In his website attack on French air traffic controllers last week, Mr Meeson said: "After a token stoppage, why can't you just sort the matter out amicably without bringing thousands of people around the world (who, I would like to add give your country huge economic wealth) into the argument?

"You choose to do the job you do and it's appalling that you are taking advantage of your dominant position by neglecting the responsibility you have to your customers ... yes that's right, holidaymakers pay your wages.

"Whilst France is undeniably a beautiful country (with equally good food and beer I hasten to add) we are appalled and quite frankly tired of the air traffic controllers' old fashioned attitude to dealing with any issues they may have.

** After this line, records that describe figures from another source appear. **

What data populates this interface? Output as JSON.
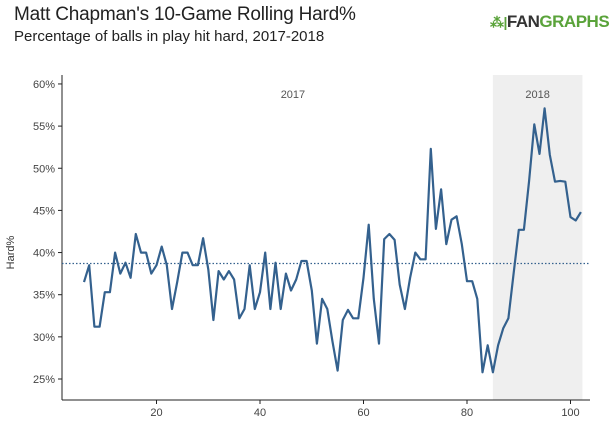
{
  "header": {
    "title": "Matt Chapman's 10-Game Rolling Hard%",
    "subtitle": "Percentage of balls in play hit hard, 2017-2018",
    "logo_fan": "FAN",
    "logo_graphs": "GRAPHS"
  },
  "colors": {
    "line": "#34618e",
    "shade": "#efefef",
    "average": "#34618e"
  },
  "chart_data": {
    "type": "line",
    "title": "Matt Chapman's 10-Game Rolling Hard%",
    "xlabel": "",
    "ylabel": "Hard%",
    "xlim": [
      0,
      103
    ],
    "ylim": [
      24,
      60
    ],
    "xticks": [
      20,
      40,
      60,
      80,
      100
    ],
    "yticks": [
      25,
      30,
      35,
      40,
      45,
      50,
      55,
      60
    ],
    "ytick_labels": [
      "25%",
      "30%",
      "35%",
      "40%",
      "45%",
      "50%",
      "55%",
      "60%"
    ],
    "grid": false,
    "x_start": 6,
    "values": [
      36.5,
      38.5,
      31.2,
      31.2,
      35.3,
      35.3,
      40,
      37.5,
      38.8,
      37,
      42.2,
      40,
      40,
      37.5,
      38.5,
      40.7,
      38.5,
      33.3,
      36.5,
      40,
      40,
      38.5,
      38.5,
      41.7,
      38,
      32,
      37.8,
      36.8,
      37.8,
      36.8,
      32.2,
      33.3,
      38.5,
      33.3,
      35.3,
      40,
      33.3,
      38.8,
      33.3,
      37.5,
      35.5,
      36.8,
      39,
      39,
      35.5,
      29.2,
      34.5,
      33.3,
      29.5,
      26,
      32,
      33.2,
      32.2,
      32.2,
      37,
      43.3,
      34.5,
      29.2,
      41.6,
      42.2,
      41.5,
      36.2,
      33.3,
      37,
      40,
      39.2,
      39.2,
      52.3,
      42.8,
      47.5,
      41,
      43.9,
      44.3,
      41,
      36.6,
      36.6,
      34.5,
      25.8,
      29,
      25.8,
      29,
      31,
      32.2,
      37.5,
      42.7,
      42.7,
      48.5,
      55.2,
      51.7,
      57.1,
      51.6,
      48.4,
      48.5,
      48.4,
      44.2,
      43.8,
      44.8
    ],
    "average": 38.7,
    "regions": [
      {
        "label": "2017",
        "from": 0,
        "to": 85,
        "shaded": false
      },
      {
        "label": "2018",
        "from": 85,
        "to": 102.3,
        "shaded": true
      }
    ]
  }
}
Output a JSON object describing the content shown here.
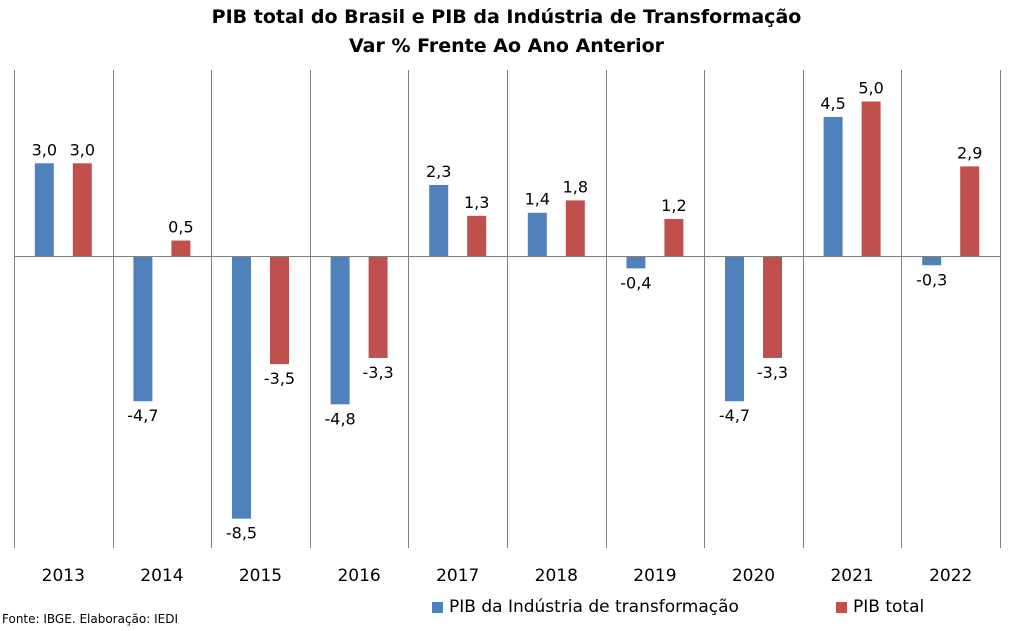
{
  "chart_data": {
    "type": "bar",
    "title": "PIB total do Brasil e PIB da Indústria de Transformação",
    "subtitle": "Var % Frente Ao Ano Anterior",
    "categories": [
      "2013",
      "2014",
      "2015",
      "2016",
      "2017",
      "2018",
      "2019",
      "2020",
      "2021",
      "2022"
    ],
    "series": [
      {
        "name": "PIB da Indústria de transformação",
        "color": "#4F81BD",
        "values": [
          3.0,
          -4.7,
          -8.5,
          -4.8,
          2.3,
          1.4,
          -0.4,
          -4.7,
          4.5,
          -0.3
        ],
        "labels": [
          "3,0",
          "-4,7",
          "-8,5",
          "-4,8",
          "2,3",
          "1,4",
          "-0,4",
          "-4,7",
          "4,5",
          "-0,3"
        ]
      },
      {
        "name": "PIB total",
        "color": "#C0504D",
        "values": [
          3.0,
          0.5,
          -3.5,
          -3.3,
          1.3,
          1.8,
          1.2,
          -3.3,
          5.0,
          2.9
        ],
        "labels": [
          "3,0",
          "0,5",
          "-3,5",
          "-3,3",
          "1,3",
          "1,8",
          "1,2",
          "-3,3",
          "5,0",
          "2,9"
        ]
      }
    ],
    "ylim": [
      -9.5,
      6.0
    ],
    "grid": "vertical separators between categories",
    "legend_position": "bottom"
  },
  "source_note": "Fonte: IBGE. Elaboração: IEDI"
}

"In short we urge the controllers to get back to work or get another job."

Source

http://img159.imageshack.us/img159/4687/zwischenablage029kq.jpg
0 Replies
 
Lord Ellpus
 
  1  
Reply Wed 5 Apr, 2006 01:25 am
Ha!
0 Replies
 
georgeob1
 
  1  
Reply Wed 5 Apr, 2006 12:06 pm
So far my expectations of a gradual decline in the protests and a government that will stick to the modified law aren't looking particularly good. It strikes me that this situation will either improve France's ability to cope with the challenges before it, or significantly worsten it. If the mob of students and labor unions are able to prevent the government from reducing the truly absurd protections they enjoy, then there is little hope the French will be able to sustain even the economic sclerosis they are living with now. It might take real, palpable economic decline to rouse the population out of their comfortable illusions.

Is this an indicator of what the rest of Western Europe faces? How well is the Merkel reform in Germany going?
0 Replies
 
Walter Hinteler
 
  1  
Reply Wed 5 Apr, 2006 12:12 pm
georgeob1 wrote:
How well is the Merkel reform in Germany going?


Too be honest (and I believe, this is really not a biased view) - our momentary government is going the very same way as the previous red-green previous government, only printed a different label for what they are doing.
(The conservative party [CDU and especially their Bavarian sisterparty CSU] are arguing a bit differently, but Merkle follows the coalition pact ... and thus the Social-Democratic line there. )

It's the same as before: this week some changes there, when not working, next week another change elsewhere - no deep cuts, trying to keep the voters satisfied.
0 Replies
 
georgeob1
 
  1  
Reply Wed 5 Apr, 2006 12:44 pm
I take it this means that reform in Germany is not being done to any significant degree.

Germany is a very large exporter, particularly of manufactired goods of all kinds. Like France it faces the paradoxical combiination of labor shortages requiring the import of immigrant workers and, at the same time, chronic high unemployment. The export revenues have so far enabled Germany to sustain the costly social welfare programs that indirectly sustain the chronic high unemployment. However the combination of an ageing population and static labor productivity make it impossible to sustain that balance.

Over here German products like BMW, VW, and Mercedes Benz have enjoyed a reputation for quality that enabled them to command a premiium price, Lately however that has changed and stories of unreliability and high maintenance cost are beginning to effect sales. (The U.S. auto industry is in even worse shape, in part for similar reasons). This is, for Germany, a precariuous situation in that all these factors operating together could cause a sudden reversal of economic fortune in which rigid labor laws and expensive social welfare systemd could make it impossible for the country to adapt. I suspect that something like that is operating in France and lately in a more severe way.

The refusal of the population to face these issues in a political context now, while reform could be gradually introduced, creates the conditions for a serious crisis later on when there may be less flexability, time, and money with which to address the problems.